Isomorphism in Organizational Language

This page gives an overview of my research on the phenomenon I call "organizational language," a ubiquitous part of organizational life. Organizational language is the discourse organizations produce to communicate with their internal and external audiences. My thesis is a detailed examination of the organizational language in texts and documents intended for external audiences. Organizations constantly produce and consume these texts and documents, and they are a primary way that organizations interact with other organizations and institutions, but they are often taken for granted in organizational research. I argue we can gain fundamental insights into how institutions influence organizations and how organizations respond to and are shaped by institutional forces by closely studying organizational language. With a detailed analysis of how organizations interact with institutions through products such as texts and documents we can improve our understanding of how organizations translate institutional forces into a local context and our measures of institutionalization.

One manifestation of the institutionalization process that is of particular interest to organizational researchers and that they have theorized should be present in organizational language is isomorphism, or similarity. Typically, isomorphism has been treated as a black box. I analyzed nearly 300 texts in 10 different datasets and from two different types of organizations (universities and corporations), and clearly establish how organizations translate pressures from their environment into organizational language. Variation in the extent of isomorphism is predictable based on 1) how susceptible a type of organization is to its environment, 2) the nature of who the text speaks for (an individual or the organization), and 3) the primary motivation of the organization for producing the text (asserting a distinct identity or displaying responsiveness to their audiences). More susceptible organizations (universities) display a lower extent of isomorphism in their texts and greater responsiveness to their audiences. Texts that speak for the organization display greater isomorphism, but focus more on asserting a distinct identity. In addition to developing novel measures of isomorphism in texts, I break up isomorphism into a more multifaceted concept, incorporating organizational context and authorial motivations, and pointing to the key role that a text's implicit audiences have in encouraging isomorphism.
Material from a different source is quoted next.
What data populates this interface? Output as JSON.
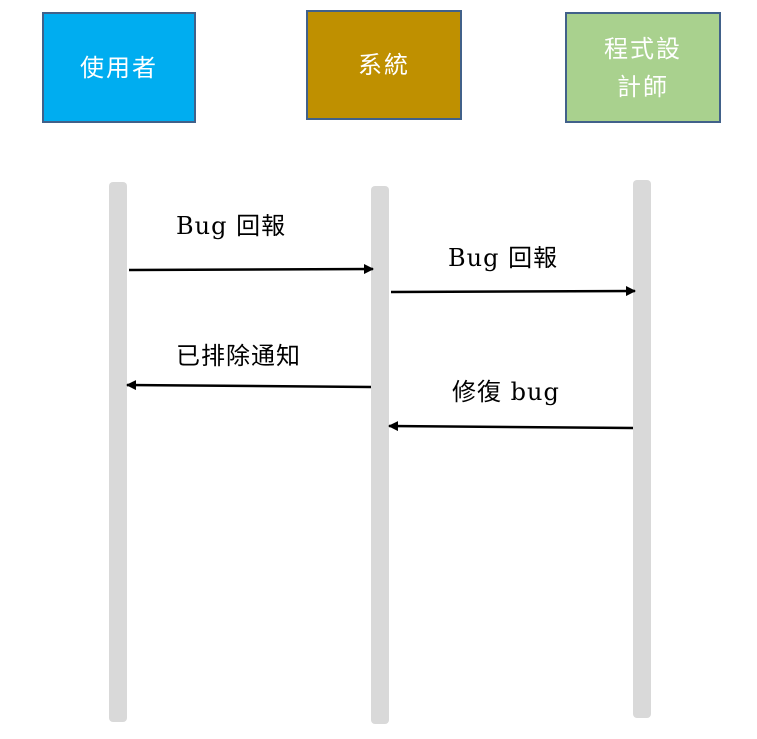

The measures of isomorphism I develop include studying the networks of concepts in the texts using automated text analysis tools. The two pictures below demonstrate the different approaches of universities and corporations to the same type of text: privacy policies. The privacy policies from universities display less consensus about which concepts to include in their texts, leading to a sparser network compared to the corporate policies. While both types of policies use concepts related to responding to their environment (in red), university policies use many more of these concepts compared the the corporate policies, which use a mixture. Rhetorically, this is because the university texts focus on the concept of privacy as the crux of the text: they explain it, define it, and constrain it. In contast, the corporate policies focus on the relationship between the organization and the reader (us/we vs. you), but balance an interest in privacy with other concepts such as serving the customer. Reflecting the overall findings, these two pictures illustrate how those organizations that are more susceptible to their environment (universities) do display responsiveness, but with less isomorphism across texts.